Bütün bunlara ek olarak bazı medya organlarının ve politikacıların camilerin sayısının artmasını “Fransa’nın İslamlaşması” olarak yansıtması ve camileri terörist eylemlerin planlandığı merkezler olarak göstermesi, ülkede İslamofobiyi körüklemekte ve camilere yönelik saldırıların artmasına sebep olmaktadır. CCIF’nin 2015 yılında yayımladığı raporda yer alan verilere göre, Fransa’da aynı yıl yaklaşık 30 camiye saldırıda bulunulmuş ve camilerin kapıları kırılmış, camilerde yangın çıkarılmış, cami duvarlarına İslam karşıtı yazılar yazılmıştır.
Başörtüsü Meselesi
Fransa’da yaşayan Müslümanların dinî hak ve özgürlükler bakımından karşılaştığı en büyük sorunlardan biri başörtüsüyle ilgili uygulamalardır. Fransa’da başörtüsü sorunu 1989 yılında Creil’de üç Müslüman kız öğrencinin başörtülü olarak derslere katılmayı talep etmesiyle ortaya çıkmıştır. Kamuoyunda “Başörtü Vakası” (l’affaire du foulard de Creil) olarak bilinen olay, bu üç öğrencinin başörtülerini çıkartıp derslere girmesiyle geçici olarak çözülmüş görünse de aslında günümüze kadar devam eden başörtüsü tartışmalarının fitilini ateşlemiştir.

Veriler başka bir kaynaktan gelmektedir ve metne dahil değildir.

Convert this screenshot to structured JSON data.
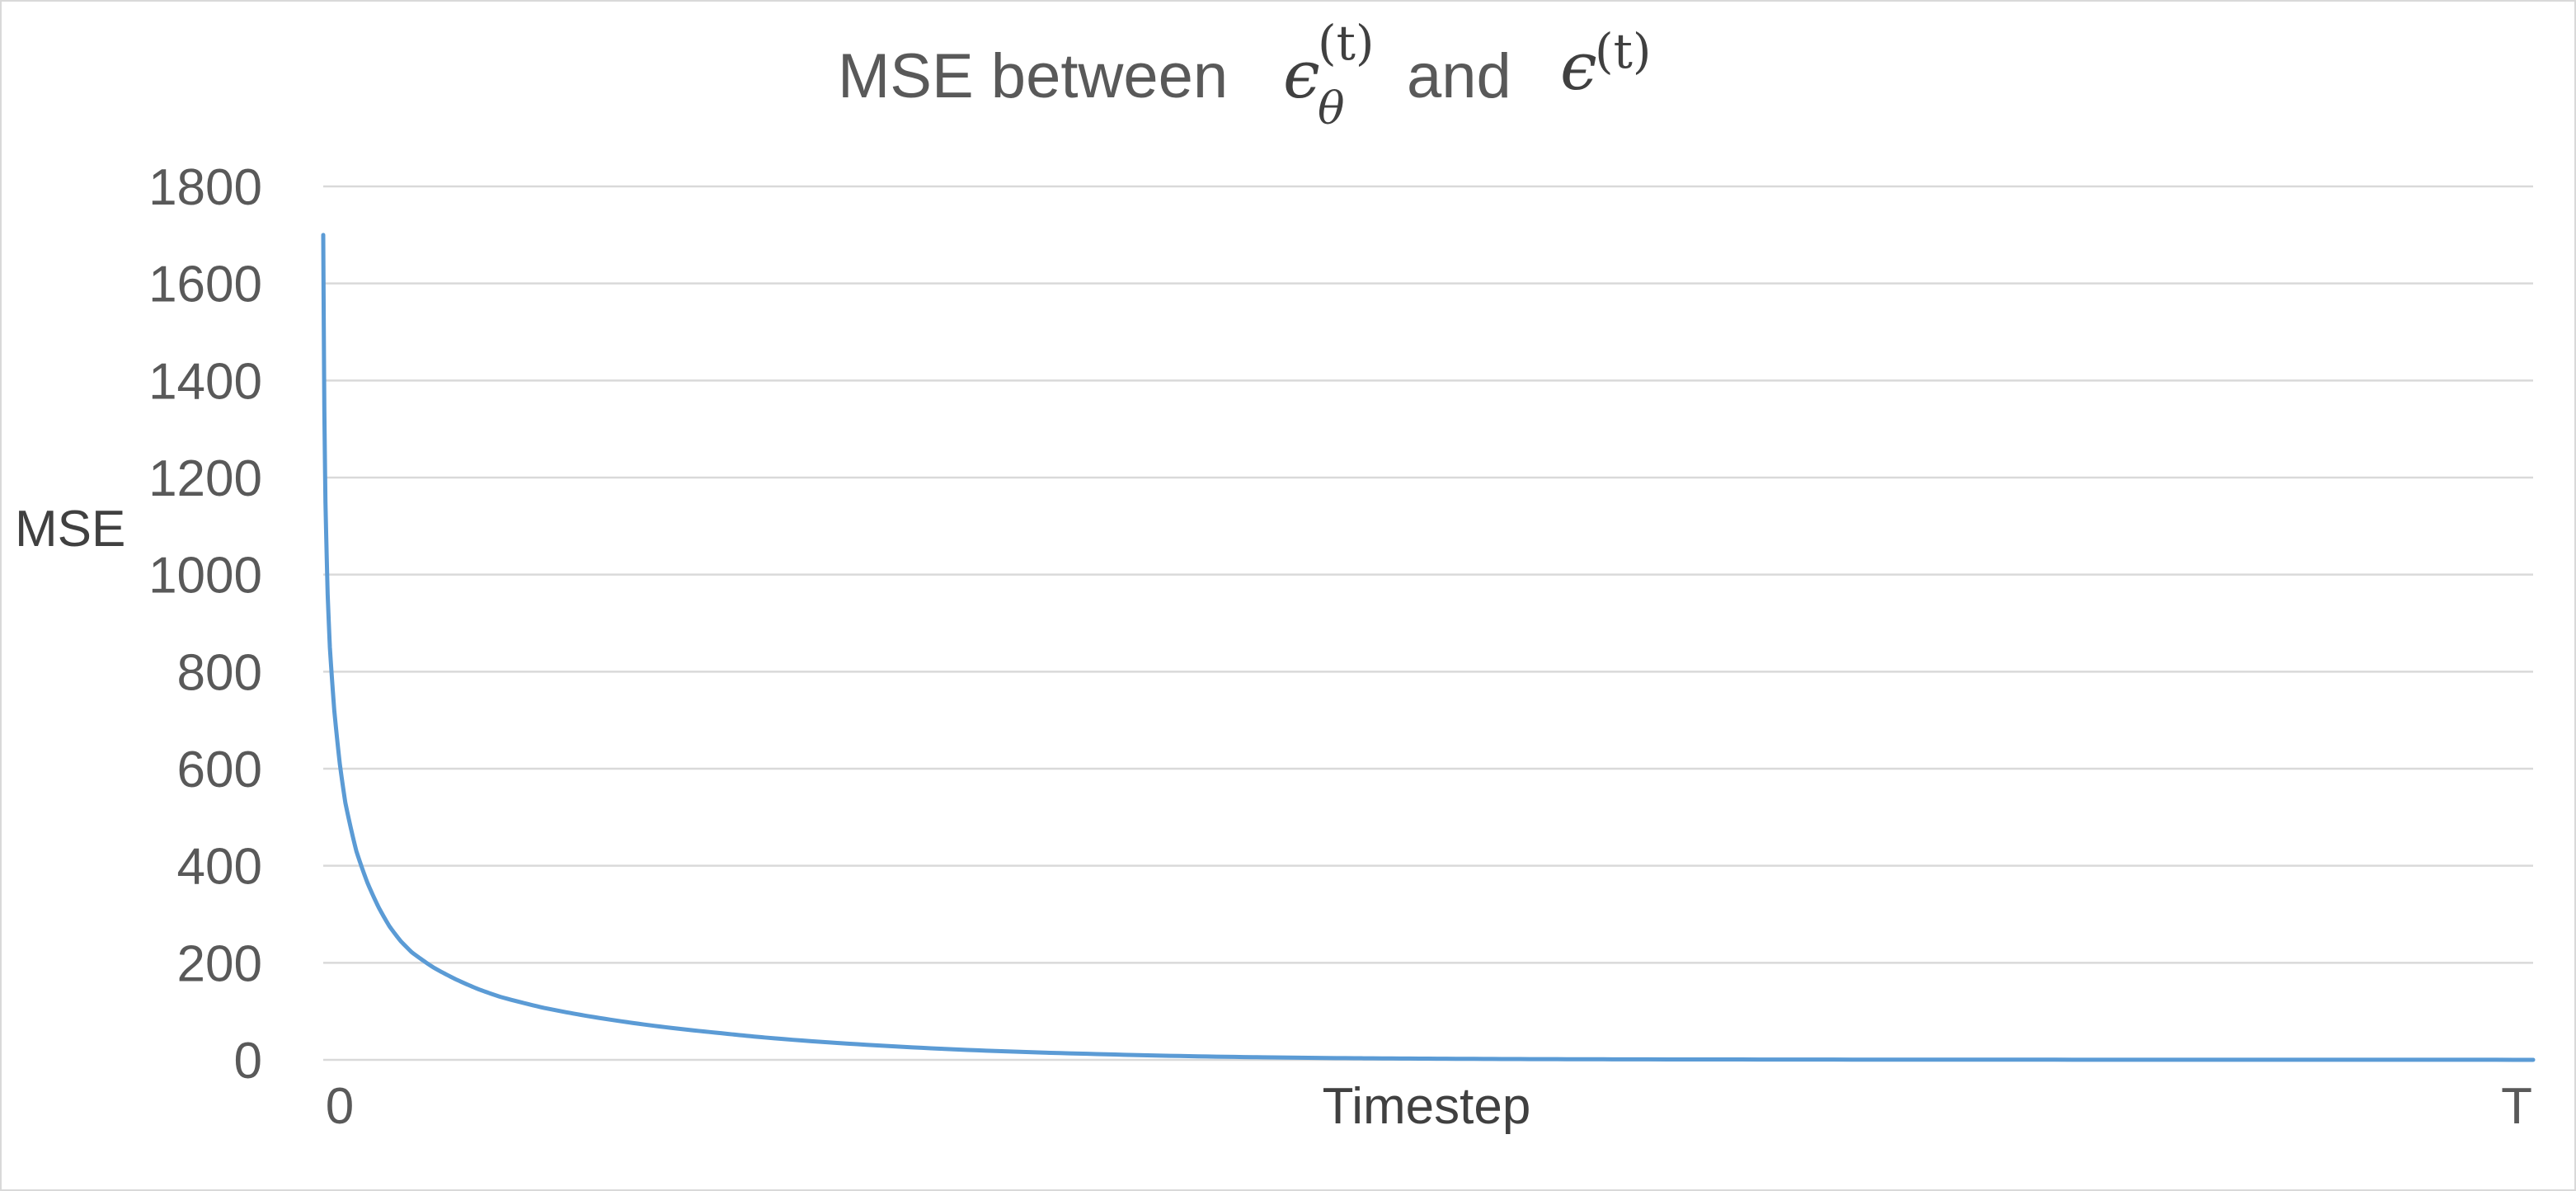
{
  "chart_data": {
    "type": "line",
    "title": {
      "prefix": "MSE between",
      "term1_base": "ϵ",
      "term1_sub": "θ",
      "term1_sup": "(t)",
      "conjunction": "and",
      "term2_base": "ϵ",
      "term2_sup": "(t)"
    },
    "xlabel": "Timestep",
    "ylabel": "MSE",
    "x_tick_labels": [
      "0",
      "T"
    ],
    "xlim": [
      0,
      1
    ],
    "ylim": [
      0,
      1800
    ],
    "y_ticks": [
      0,
      200,
      400,
      600,
      800,
      1000,
      1200,
      1400,
      1600,
      1800
    ],
    "grid": true,
    "line_color": "#5b9bd5",
    "series": [
      {
        "x": [
          0,
          0.0005,
          0.001,
          0.002,
          0.003,
          0.005,
          0.0075,
          0.01,
          0.015,
          0.02,
          0.025,
          0.03,
          0.035,
          0.04,
          0.05,
          0.06,
          0.07,
          0.08,
          0.1,
          0.12,
          0.15,
          0.18,
          0.2,
          0.25,
          0.3,
          0.35,
          0.4,
          0.45,
          0.5,
          0.55,
          0.6,
          0.7,
          0.8,
          0.9,
          1.0
        ],
        "values": [
          1700,
          1340,
          1150,
          960,
          850,
          720,
          610,
          530,
          430,
          365,
          315,
          275,
          245,
          222,
          190,
          166,
          146,
          130,
          107,
          90,
          70,
          55,
          46,
          30,
          19,
          12,
          7,
          4,
          2.5,
          1.5,
          1,
          0.5,
          0.3,
          0.2,
          0.1
        ]
      }
    ]
  }
}
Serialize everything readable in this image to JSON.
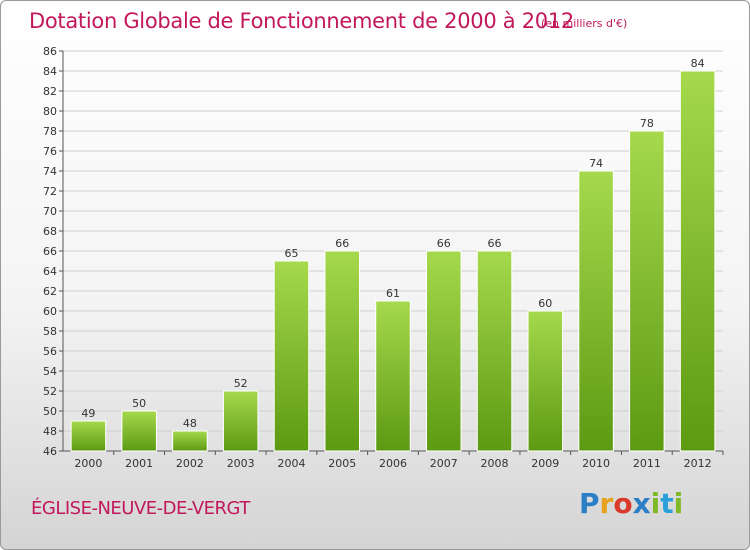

1994 yılı Eylül ayı itibarıyla Fransa’da başörtüsü takan kız öğrenci sayısı 700’e ulaşmış ve benzer vakalar sıklıkla yaşanır olmuştur. Creil’deki olaydan 14 yıl sonra, Katolik bir baba ve Yahudi bir annenin sonradan Müslüman olmuş liseye giden kızları Alma ve Lila Levy’nin başörtülü olarak derslere girmelerinin kabul edilmemesi üzerine, ülkedeki tartışmalar yeniden alevlenmiştir. Bu dönemde hem siyasilerin hem de medyanın desteğiyle eğitimde başörtüsüne karşı kampanya başlatılmış ve nihayetinde dönemin Fransa Cumhurbaşkanı Jacques Chirac’a bu konu hakkında sunulan raporun da etkisiyle 15 Mart 2004’te ilk ve orta dereceli okullarda dinî sembollerin kullanılması Ulusal Meclis’in aldığı kararla yasaklanmıştır.
Emmanuel Macron’dan önceki Fransa Cumhurbaşkanı Nicolas Sarkozy döneminde de kamuoyunun “Burka Yasası” olarak nitelendirdiği kararla 2010 yılında kamuya açık alanlarda yüzü kapatan giysiler giyilmesi yasaklanmıştır. Söz konusu yasa, insan haklarını ihlal ettiği gerekçesiyle Avrupa İnsan Hakları Mahkemesi’ne (AİHM) taşınmış ancak AİHM yasanın Avrupa İnsan Hakları Sözleşmesi’ne uygun olduğuna hükmetmiştir. Son olarak öğrenci velilerinin okul gezilerine başörtülü şekilde katılmalarını yasaklayacak bir düzenleme yapılması konusu gündeme gelmiş ve Ekim 2020’de Fransız Senatosu’nda yapılan oylamayla 114 hayır oyuna karşılık 163 evet oyuyla söz konusu yasaklamanın da önünü açılmıştır.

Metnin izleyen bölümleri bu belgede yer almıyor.